Ora, o liberalismo, aparentemente, pegou feio. Não paro de
encontrar pessoas convencidas de
que, cuidando só de seus interesses, elas, no mínimo, não fazem
mal a ninguém.
Converso com M., que dirige o
táxi que me leva a Guarulhos. Falamos das perspectivas políticas.
Ele está indignado com a corrupção das altas e das baixas esferas
da política, convencido de que,
sem ladrões, o país avançaria e
resolveríamos nossos problemas.
Concordo, mas aponto que, mesmo calculando generosamente, o
dinheiro que some na corrupção
não seria suficiente para mudar a
cara do Brasil. Sem dúvida, deve
ser bem inferior ao dinheiro que o
governo deixa de arrecadar por
causa da sonegação banal: rendas não declaradas, notas fiscais
que só aparecem sob pedido e por
aí vai.
M. aceita essa idéia com gosto e
lança-se numa diatribe contra os
sonegadores, inimigos do povo
brasileiro tanto quanto os corruptos.
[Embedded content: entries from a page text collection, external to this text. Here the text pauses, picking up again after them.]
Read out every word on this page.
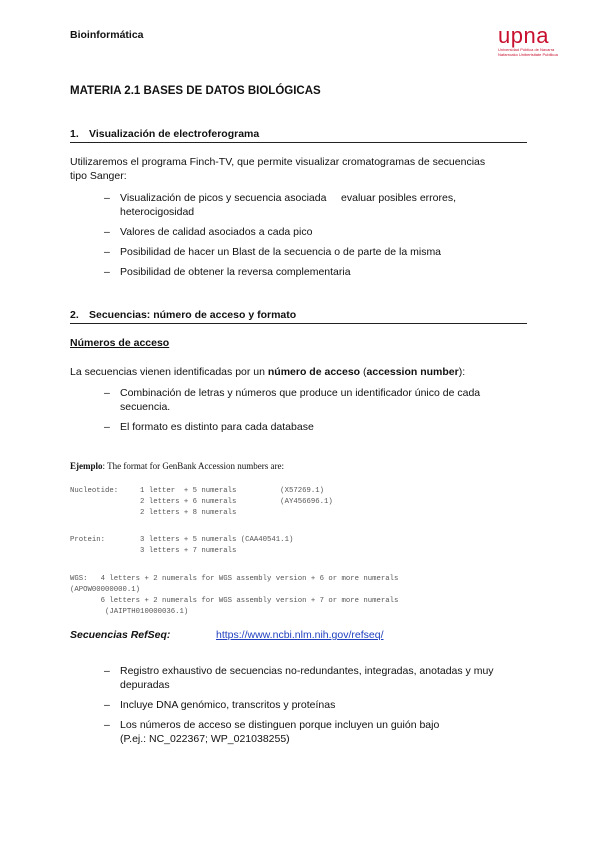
Bioinformática	upna
Universidad Pública de Navarra
Nafarroako Unibertsitate Publikoa
MATERIA 2.1 BASES DE DATOS BIOLÓGICAS
1. Visualización de electroferograma
Utilizaremos el programa Finch-TV, que permite visualizar cromatogramas de secuencias
tipo Sanger:
– Visualización de picos y secuencia asociada     evaluar posibles errores, heterocigosidad
– Valores de calidad asociados a cada pico
– Posibilidad de hacer un Blast de la secuencia o de parte de la misma
– Posibilidad de obtener la reversa complementaria
2. Secuencias: número de acceso y formato
Números de acceso
La secuencias vienen identificadas por un número de acceso (accession number):
– Combinación de letras y números que produce un identificador único de cada secuencia.
– El formato es distinto para cada database
Ejemplo: The format for GenBank Accession numbers are:
Nucleotide:     1 letter  + 5 numerals          (X57269.1)
2 letters + 6 numerals          (AY456696.1)
2 letters + 8 numerals
Protein:        3 letters + 5 numerals (CAA40541.1)
3 letters + 7 numerals
WGS:   4 letters + 2 numerals for WGS assembly version + 6 or more numerals
(APOW00000000.1)
6 letters + 2 numerals for WGS assembly version + 7 or more numerals
(JAIPTH010000036.1)
Secuencias RefSeq:	https://www.ncbi.nlm.nih.gov/refseq/
– Registro exhaustivo de secuencias no-redundantes, integradas, anotadas y muy depuradas
– Incluye DNA genómico, transcritos y proteínas
– Los números de acceso se distinguen porque incluyen un guión bajo
(P.ej.: NC_022367; WP_021038255)
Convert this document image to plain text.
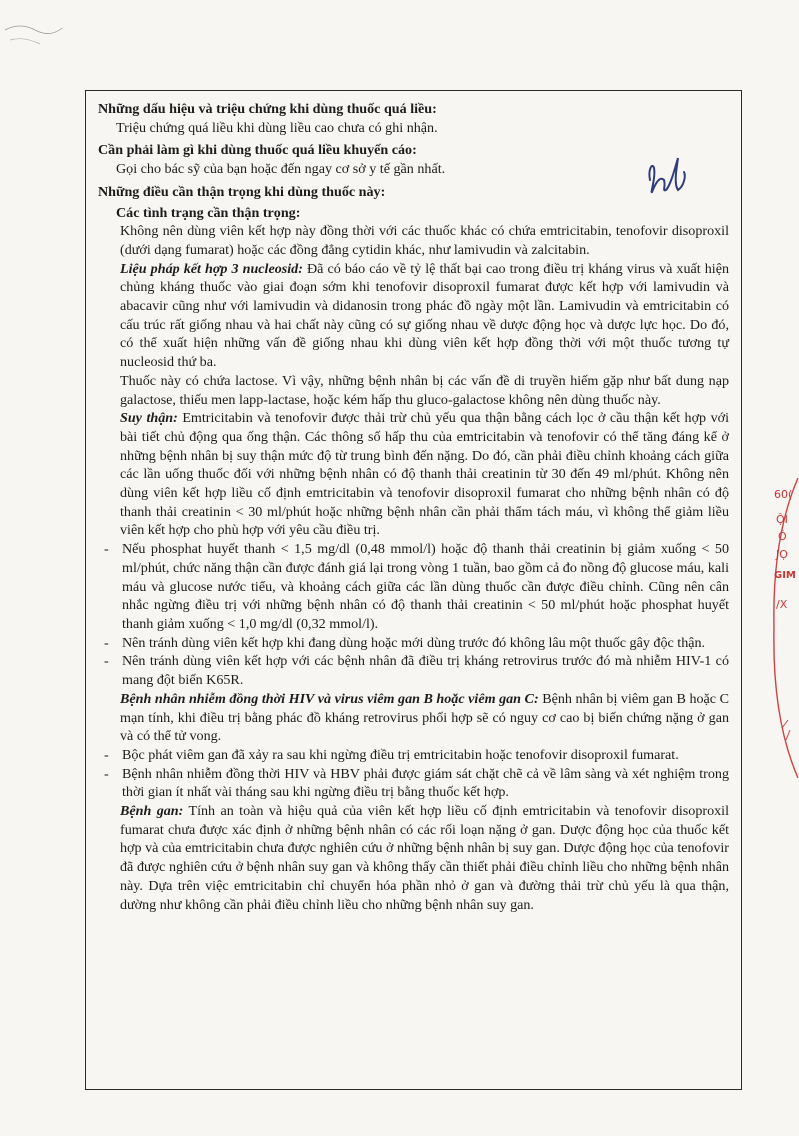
60(
ỘI
Ô
JỌ
GIM
/X

Những dấu hiệu và triệu chứng khi dùng thuốc quá liều:

Triệu chứng quá liều khi dùng liều cao chưa có ghi nhận.

Cần phải làm gì khi dùng thuốc quá liều khuyến cáo:

Gọi cho bác sỹ của bạn hoặc đến ngay cơ sở y tế gần nhất.

Những điều cần thận trọng khi dùng thuốc này:

Các tình trạng cần thận trọng:

Không nên dùng viên kết hợp này đồng thời với các thuốc khác có chứa emtricitabin, tenofovir disoproxil (dưới dạng fumarat) hoặc các đồng đẳng cytidin khác, như lamivudin và zalcitabin.

Liệu pháp kết hợp 3 nucleosid: Đã có báo cáo về tỷ lệ thất bại cao trong điều trị kháng virus và xuất hiện chủng kháng thuốc vào giai đoạn sớm khi tenofovir disoproxil fumarat được kết hợp với lamivudin và abacavir cũng như với lamivudin và didanosin trong phác đồ ngày một lần. Lamivudin và emtricitabin có cấu trúc rất giống nhau và hai chất này cũng có sự giống nhau về dược động học và dược lực học. Do đó, có thể xuất hiện những vấn đề giống nhau khi dùng viên kết hợp đồng thời với một thuốc tương tự nucleosid thứ ba.

Thuốc này có chứa lactose. Vì vậy, những bệnh nhân bị các vấn đề di truyền hiếm gặp như bất dung nạp galactose, thiếu men lapp-lactase, hoặc kém hấp thu gluco-galactose không nên dùng thuốc này.

Suy thận: Emtricitabin và tenofovir được thải trừ chủ yếu qua thận bằng cách lọc ở cầu thận kết hợp với bài tiết chủ động qua ống thận. Các thông số hấp thu của emtricitabin và tenofovir có thể tăng đáng kể ở những bệnh nhân bị suy thận mức độ từ trung bình đến nặng. Do đó, cần phải điều chỉnh khoảng cách giữa các lần uống thuốc đối với những bệnh nhân có độ thanh thải creatinin từ 30 đến 49 ml/phút. Không nên dùng viên kết hợp liều cố định emtricitabin và tenofovir disoproxil fumarat cho những bệnh nhân có độ thanh thải creatinin < 30 ml/phút hoặc những bệnh nhân cần phải thẩm tách máu, vì không thể giảm liều viên kết hợp cho phù hợp với yêu cầu điều trị.

- Nếu phosphat huyết thanh < 1,5 mg/dl (0,48 mmol/l) hoặc độ thanh thải creatinin bị giảm xuống < 50 ml/phút, chức năng thận cần được đánh giá lại trong vòng 1 tuần, bao gồm cả đo nồng độ glucose máu, kali máu và glucose nước tiểu, và khoảng cách giữa các lần dùng thuốc cần được điều chỉnh. Cũng nên cân nhắc ngừng điều trị với những bệnh nhân có độ thanh thải creatinin < 50 ml/phút hoặc phosphat huyết thanh giảm xuống < 1,0 mg/dl (0,32 mmol/l).
- Nên tránh dùng viên kết hợp khi đang dùng hoặc mới dùng trước đó không lâu một thuốc gây độc thận.
- Nên tránh dùng viên kết hợp với các bệnh nhân đã điều trị kháng retrovirus trước đó mà nhiễm HIV-1 có mang đột biến K65R.

Bệnh nhân nhiễm đồng thời HIV và virus viêm gan B hoặc viêm gan C: Bệnh nhân bị viêm gan B hoặc C mạn tính, khi điều trị bằng phác đồ kháng retrovirus phối hợp sẽ có nguy cơ cao bị biến chứng nặng ở gan và có thể tử vong.

- Bộc phát viêm gan đã xảy ra sau khi ngừng điều trị emtricitabin hoặc tenofovir disoproxil fumarat.
- Bệnh nhân nhiễm đồng thời HIV và HBV phải được giám sát chặt chẽ cả về lâm sàng và xét nghiệm trong thời gian ít nhất vài tháng sau khi ngừng điều trị bằng thuốc kết hợp.

Bệnh gan: Tính an toàn và hiệu quả của viên kết hợp liều cố định emtricitabin và tenofovir disoproxil fumarat chưa được xác định ở những bệnh nhân có các rối loạn nặng ở gan. Dược động học của thuốc kết hợp và của emtricitabin chưa được nghiên cứu ở những bệnh nhân bị suy gan. Dược động học của tenofovir đã được nghiên cứu ở bệnh nhân suy gan và không thấy cần thiết phải điều chỉnh liều cho những bệnh nhân này. Dựa trên việc emtricitabin chỉ chuyển hóa phần nhỏ ở gan và đường thải trừ chủ yếu là qua thận, dường như không cần phải điều chỉnh liều cho những bệnh nhân suy gan.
Pergunto a M. quanto ele paga de Imposto de Renda. Ganho a
famosa resposta: "Não adianta
pagar, porque nada volta para a
gente". Alego que não adianta esperar que algo volte, se a gente
não paga.
A conversa pára. Depois de um
silêncio perplexo, M. proclama
que, de qualquer forma, se os Estados Unidos gastassem menos
em armamentos, se não insistissem em querer ser os mais fortes
do mundo (intenção explícita da
doutrina Bush), aí eles teriam dinheiro suficiente para ajudar todo o mundo e acabar com a fome
e a miséria do planeta inteiro.
Não sei qual será a escolha eleitoral de M.. Em todo caso, ele votará convencido de que está se
pronunciando contra a corrupção, a favor de mais justiça e de
mais independência nacional.
Essa história tem três morais.
Primeira: a democracia formal
está forte; a concreta, nem tanto.
Segunda: os espíritos são nobres,
a carne segue fraca. Terceira: o
nacionalismo brasileiro pode ser
férvido, mas a experiência de
uma comunidade de destino ainda está longe.
2) Imigrantes
Em Boston e Nova York, os brasileiros devidamente registrados
votarão para presidente. A comunidade que vive nas duas cidades
e em suas proximidades deve ser
próxima de 500 mil. Desses, votarão, mais ou menos, 20 mil, o que
já representa um sucesso das autoridades consulares. Afinal, muitos não têm documentos de imigração e preferem não se manifestar. Seu receio é sem fundamento,
pois em nenhum caso o consulado
brasileiro entregaria uma lista de
cidadãos aos serviços americanos
de imigração. Mas a desconfiança
é compreensível.
A maioria dos imigrantes nos
Estados Unidos votarão divididos
entre dois sentimentos. Querem
que o Brasil mude, rápida e substancialmente, nem tanto para
eles voltarem (muitos já sabem
que, se os EUA permitirem, ficarão para sempre ou quase), mas,
por assim dizer, para o país tornar-se um lugar de onde não teriam saído. Votarão, sem ressentimento, para que exista um Brasil de onde não teriam viajado.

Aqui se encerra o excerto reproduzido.